Abstract

Vacuum extraction, more widely used than forceps for operative vaginal delivery in Europe, is said to have failed when it is unduly difficult or there are more than two cup disengagements. This retrospective study of singleton, vertex deliveries at more than 36 weeks' gestation sought to identify obstetrical risk factors for a failed trial of vacuum extraction. A total of 211 trials taking place in the years 1990-1998 were reviewed; 5.4% of attempts (113) failed, leading to cesarean delivery within 15 minutes. Extraction was done only when the cervix was completely dilated, the membranes had ruptured, and the fetal head was engaged. Traction was done slowly and was stopped if there was any loss of vacuum. Pressure was limited to 0.8 kg/cm 2 . Only two reapplications of the metal cup were permitted. Three instances of lost suction were construed as method failure. Failed vacuum extraction was significantly and linearly associated with high birth weights; these infants were likelier to be large for gestational age and to weigh more than 4000 g. A lack of prenatal care also correlated with a higher rate of failed extraction. On multiple logistic regression analysis, both deficient prenatal care and a birth weight greater than 4000 g were independent risk factors for failed vacuum extraction.
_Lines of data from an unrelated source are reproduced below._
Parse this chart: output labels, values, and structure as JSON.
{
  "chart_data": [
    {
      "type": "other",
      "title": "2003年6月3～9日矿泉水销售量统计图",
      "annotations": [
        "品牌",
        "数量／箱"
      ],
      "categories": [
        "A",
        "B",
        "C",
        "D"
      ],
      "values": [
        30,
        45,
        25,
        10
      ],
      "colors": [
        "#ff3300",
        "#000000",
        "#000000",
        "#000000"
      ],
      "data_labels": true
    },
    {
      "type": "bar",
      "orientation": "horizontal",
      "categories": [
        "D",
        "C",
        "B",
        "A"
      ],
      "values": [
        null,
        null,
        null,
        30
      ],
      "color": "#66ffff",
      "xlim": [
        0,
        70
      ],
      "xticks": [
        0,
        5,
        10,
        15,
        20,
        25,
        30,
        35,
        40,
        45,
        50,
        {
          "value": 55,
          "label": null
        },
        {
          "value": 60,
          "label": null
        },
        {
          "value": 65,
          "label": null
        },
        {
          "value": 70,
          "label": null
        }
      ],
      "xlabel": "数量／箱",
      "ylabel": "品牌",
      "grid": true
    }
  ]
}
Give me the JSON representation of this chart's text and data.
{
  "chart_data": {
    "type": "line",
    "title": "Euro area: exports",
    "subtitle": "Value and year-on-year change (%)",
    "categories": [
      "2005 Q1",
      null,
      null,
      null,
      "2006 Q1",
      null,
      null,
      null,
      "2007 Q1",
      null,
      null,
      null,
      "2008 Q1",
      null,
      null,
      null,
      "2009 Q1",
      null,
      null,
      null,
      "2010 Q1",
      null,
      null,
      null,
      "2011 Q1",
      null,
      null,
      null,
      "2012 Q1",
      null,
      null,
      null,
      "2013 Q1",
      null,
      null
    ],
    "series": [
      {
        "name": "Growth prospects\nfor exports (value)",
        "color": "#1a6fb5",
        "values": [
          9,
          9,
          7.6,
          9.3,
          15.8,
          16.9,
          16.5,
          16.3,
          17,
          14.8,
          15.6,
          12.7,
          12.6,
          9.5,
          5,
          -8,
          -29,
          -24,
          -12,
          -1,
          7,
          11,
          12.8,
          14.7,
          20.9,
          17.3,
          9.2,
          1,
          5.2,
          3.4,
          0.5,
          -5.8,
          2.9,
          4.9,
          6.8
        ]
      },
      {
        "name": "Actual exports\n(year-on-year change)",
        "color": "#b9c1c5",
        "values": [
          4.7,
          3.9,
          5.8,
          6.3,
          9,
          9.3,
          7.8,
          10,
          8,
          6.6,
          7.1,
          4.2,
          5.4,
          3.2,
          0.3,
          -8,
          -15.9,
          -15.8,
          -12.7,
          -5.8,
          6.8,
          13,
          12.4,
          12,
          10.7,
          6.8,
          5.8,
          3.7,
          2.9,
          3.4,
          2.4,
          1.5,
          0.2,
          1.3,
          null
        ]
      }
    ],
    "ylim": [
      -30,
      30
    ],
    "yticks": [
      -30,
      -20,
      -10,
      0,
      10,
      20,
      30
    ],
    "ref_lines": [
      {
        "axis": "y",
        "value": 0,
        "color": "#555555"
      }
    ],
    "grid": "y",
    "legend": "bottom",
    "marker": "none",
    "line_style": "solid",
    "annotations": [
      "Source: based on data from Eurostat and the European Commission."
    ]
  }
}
Women in whom extraction failed had significantly more cervical and uterine tears than when the procedure succeeded, and the relationship with uterine rupture persisted after adjusting for previous cesarean delivery, Failed extraction correlated with postpartum anemia and also with higher rates of intrapartum and postpartum fetal death (odds ratios: 35.9 for intrapartum fetal death and 9.1 for postpartum death). Both maternal and neonatal outcomes are compromised by a failed trial of vacuum extraction. An estimated fetal weight exceeding 4000 g should be viewed as a relative contraindication, particularly for women who have not received adequate prenatal care.